O g1 tentou contato com a mulher que aparece no vídeo, mas não obteve retorno até a última atualização desta reportagem.
Alvo de perseguição
Eddy Júnior afirmou que é alvo da família da agressora desde abril, quando começaram as reclamações e agressões verbais por um suposto barulho vindo do apartamento dele.
“Me mudei para esse apartamento no final de fevereiro. Quando chegou março ou abril, os porteiros começaram a ligar, quando eu estava dormindo, reclamando de barulho. Mas eu estava dormindo. Foi assim durante vários dias na semana. Às vezes, ligava duas vezes na mesma noite. Houve uma reclamação até num dia em que eu não estava em casa”, informou.
“Eu nunca tinha nem visto ela. Aí chegaram duas notificações de multa pra mim por importunação e barulho. A minha advogada pediu para ler o livro de reclamações do prédio e tinha muitas reclamações dessa vizinha sobre mim. Mas eram umas reclamações absurdas. Ela falava que eu desligava a máquina de lavar dela, falou que eu hackeei a internet da casa dela, que eu desligava o fogão dela. Alegou que eu a deixei sem gás. O condomínio até retirou as multas”, afirmou.
Em setembro, o rapaz disse que registrou um boletim de ocorrências por causa de ameaças com faca feitas pelo filho dela.
“Teve uma noite em que eu estava na cama deitado, e a minha campainha tocou. Era umas 3h da manhã. Levantei, e o filho dessa vizinha já começou a gritar, dizendo: ‘Eu vou te matar’. Ele veio com uma faca enorme na mão, chutando a minha porta”, afirmou.
Ao g1, a assessoria de Eddy afirma que ele saiu do prédio em que mora por conta de ameaças de morte feitas pela família da agressora e ainda não fez o registro na delegacia, o que deve acontecer nesta quarta (19).
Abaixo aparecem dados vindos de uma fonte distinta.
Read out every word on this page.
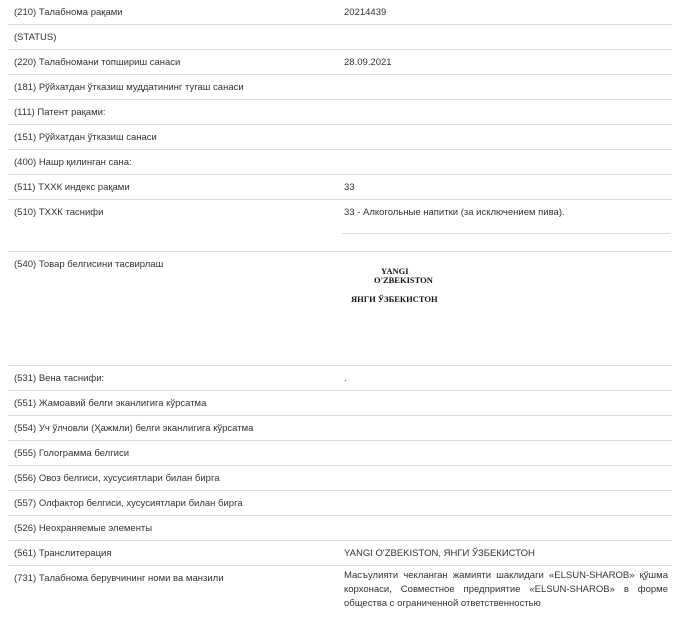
(210) Талабнома рақами	20214439
(STATUS)
(220) Талабномани топшириш санаси	28.09.2021
(181) Рўйхатдан ўтказиш муддатининг тугаш санаси
(111) Патент рақами:
(151) Рўйхатдан ўтказиш санаси
(400) Нашр қилинган сана:
(511) ТХХК индекс рақами	33
(510) ТХХК таснифи	33 - Алкогольные напитки (за исключением пива).
(540) Товар белгисини тасвирлаш
YANGI
O'ZBEKISTON
ЯНГИ ЎЗБЕКИСТОН
(531) Вена таснифи:	.
(551) Жамоавий белги эканлигига кўрсатма
(554) Уч ўлчовли (Ҳажмли) белги эканлигига кўрсатма
(555) Голограмма белгиси
(556) Овоз белгиси, хусусиятлари билан бирга
(557) Олфактор белгиси, хусусиятлари билан бирга
(526) Неохраняемые элементы
(561) Транслитерация	YANGI O'ZBEKISTON, ЯНГИ ЎЗБЕКИСТОН
(731) Талабнома берувчининг номи ва манзили	Масъулияти чекланган жамияти шаклидаги «ELSUN-SHAROB» қўшма корхонаси, Совместное предприятие «ELSUN-SHAROB» в форме общества с ограниченной ответственностью
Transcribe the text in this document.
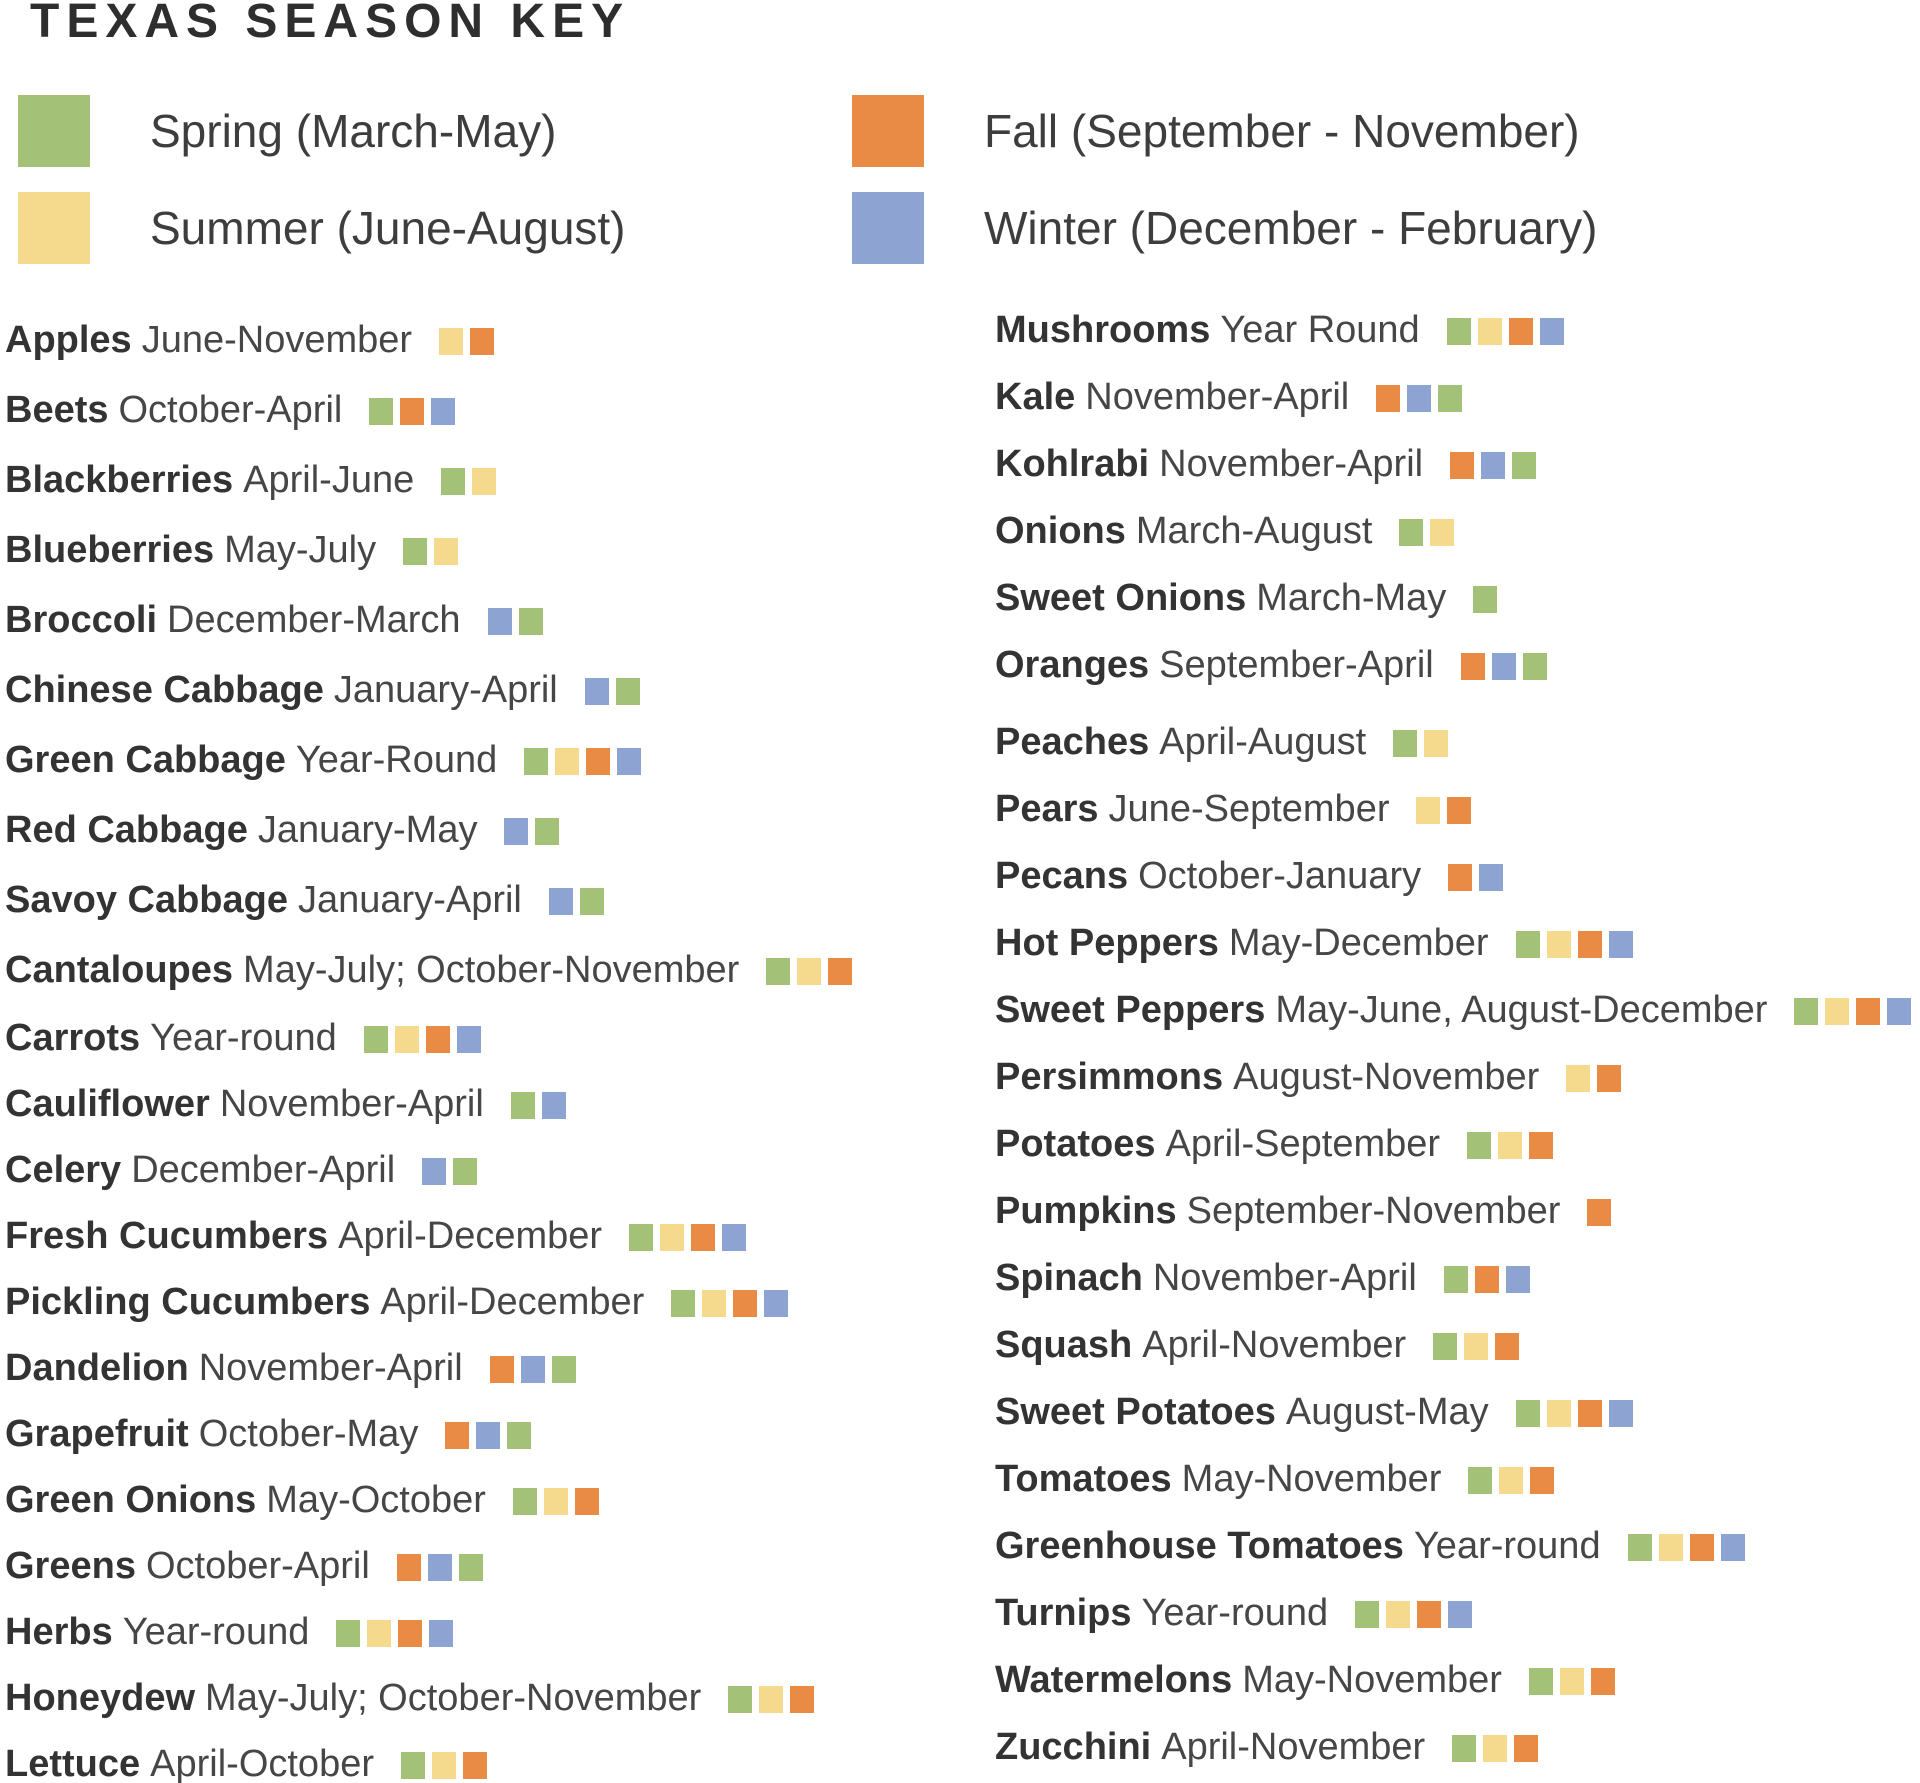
TEXAS SEASON KEY
Spring (March-May)	Fall (September - November)
Summer (June-August)	Winter (December - February)
Apples June-November
Beets October-April
Blackberries April-June
Blueberries May-July
Broccoli December-March
Chinese Cabbage January-April
Green Cabbage Year-Round
Red Cabbage January-May
Savoy Cabbage January-April
Cantaloupes May-July; October-November
Carrots Year-round
Cauliflower November-April
Celery December-April
Fresh Cucumbers April-December
Pickling Cucumbers April-December
Dandelion November-April
Grapefruit October-May
Green Onions May-October
Greens October-April
Herbs Year-round
Honeydew May-July; October-November
Lettuce April-October
Mushrooms Year Round
Kale November-April
Kohlrabi November-April
Onions March-August
Sweet Onions March-May
Oranges September-April
Peaches April-August
Pears June-September
Pecans October-January
Hot Peppers May-December
Sweet Peppers May-June, August-December
Persimmons August-November
Potatoes April-September
Pumpkins September-November
Spinach November-April
Squash April-November
Sweet Potatoes August-May
Tomatoes May-November
Greenhouse Tomatoes Year-round
Turnips Year-round
Watermelons May-November
Zucchini April-November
Depois do episódio, o humorista também declarou que vai deixar o edifício definitivamente, por causa das ameaças de morte. Ele lamentou a atitude racista dos vizinhos e prometeu procurar a Justiça contra as ofensas e ameaças.
“Espero que a Justiça tome a devida atitude que tem que ser tomada. Como eu sofri ameaça, minha advogada me orientou a sair de lá. Mas o mais triste é que estou trabalhando desde 2016 com internet, tentando ganhar dinheiro. Agora que deu certo, que comecei a ajudar a minha família, preciso sair da minha própria casa por causa de pessoas racistas. Isso me deixa muito mal”, declarou.